The heart of the issue lies in ROAS's tendency to aggregate data, potentially masking the true efficiency of incremental ad spend. For example, while a campaign might boast an overall ROAS of 4x, the return on incremental spend (an important measure of marginal efficiency) might remain at just 2x.

This discrepancy underscores the necessity for a more nuanced approach to evaluating marketing investments. The Cost per Incremental Customer metric stands out as a sophisticated alternative, focusing on the additional cost incurred to acquire each new customer beyond the existing base. This lens offers a clearer view of the marginal effectiveness of marketing efforts, distinguishing between the sustenance of current customer engagement levels and the genuine expansion of the customer base.

To navigate this, brands need to adopt analytical tools capable of dissecting campaign performance with detailed precision and analytics. Platforms like Measured provide useful insights into the incremental impact of advertising spend, allowing brands to differentiate between maintenance of the status quo and true growth activities. Furthermore, integrating customer relationship management (CRM) systems with advanced analytics can enhance this differentiation, enabling brands to monitor new customer acquisitions in real-time and adjust their strategies accordingly.

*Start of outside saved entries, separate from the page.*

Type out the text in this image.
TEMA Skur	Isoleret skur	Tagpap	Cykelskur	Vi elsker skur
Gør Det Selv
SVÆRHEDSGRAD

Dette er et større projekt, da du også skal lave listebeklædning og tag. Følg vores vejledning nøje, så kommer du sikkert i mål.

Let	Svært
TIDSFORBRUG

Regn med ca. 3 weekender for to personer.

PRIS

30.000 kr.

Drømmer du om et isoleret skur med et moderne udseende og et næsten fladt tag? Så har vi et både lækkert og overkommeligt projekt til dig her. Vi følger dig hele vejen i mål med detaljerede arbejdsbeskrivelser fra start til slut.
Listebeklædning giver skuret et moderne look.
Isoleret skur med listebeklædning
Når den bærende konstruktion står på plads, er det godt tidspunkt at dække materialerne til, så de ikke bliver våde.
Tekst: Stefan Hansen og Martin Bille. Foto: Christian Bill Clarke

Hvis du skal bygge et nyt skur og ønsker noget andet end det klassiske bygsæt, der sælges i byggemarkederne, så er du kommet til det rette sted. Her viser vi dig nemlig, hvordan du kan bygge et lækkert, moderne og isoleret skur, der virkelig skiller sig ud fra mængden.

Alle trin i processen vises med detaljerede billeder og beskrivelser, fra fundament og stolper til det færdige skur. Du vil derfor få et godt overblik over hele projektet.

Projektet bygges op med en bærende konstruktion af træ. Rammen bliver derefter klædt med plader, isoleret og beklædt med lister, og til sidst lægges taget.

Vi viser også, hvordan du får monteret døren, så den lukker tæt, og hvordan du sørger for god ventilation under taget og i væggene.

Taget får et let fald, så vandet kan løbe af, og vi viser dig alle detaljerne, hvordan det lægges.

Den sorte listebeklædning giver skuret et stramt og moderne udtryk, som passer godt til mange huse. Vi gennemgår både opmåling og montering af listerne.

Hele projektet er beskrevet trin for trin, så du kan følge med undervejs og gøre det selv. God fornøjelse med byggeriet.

However, the analysis shouldn't just stop at a macro level. A strong approach to tracking the Cost per Incremental Customer also involves a micro-level examination - assessing daily new customer acquisitions relative to ad spend. 

This ground-level view, complemented by more sophisticated analytical tools, equip brands with the insights that are needed to fine-tune their marketing approaches, make sure that each dollar spent is an investment toward profitable growth, not just an expense against existing revenues.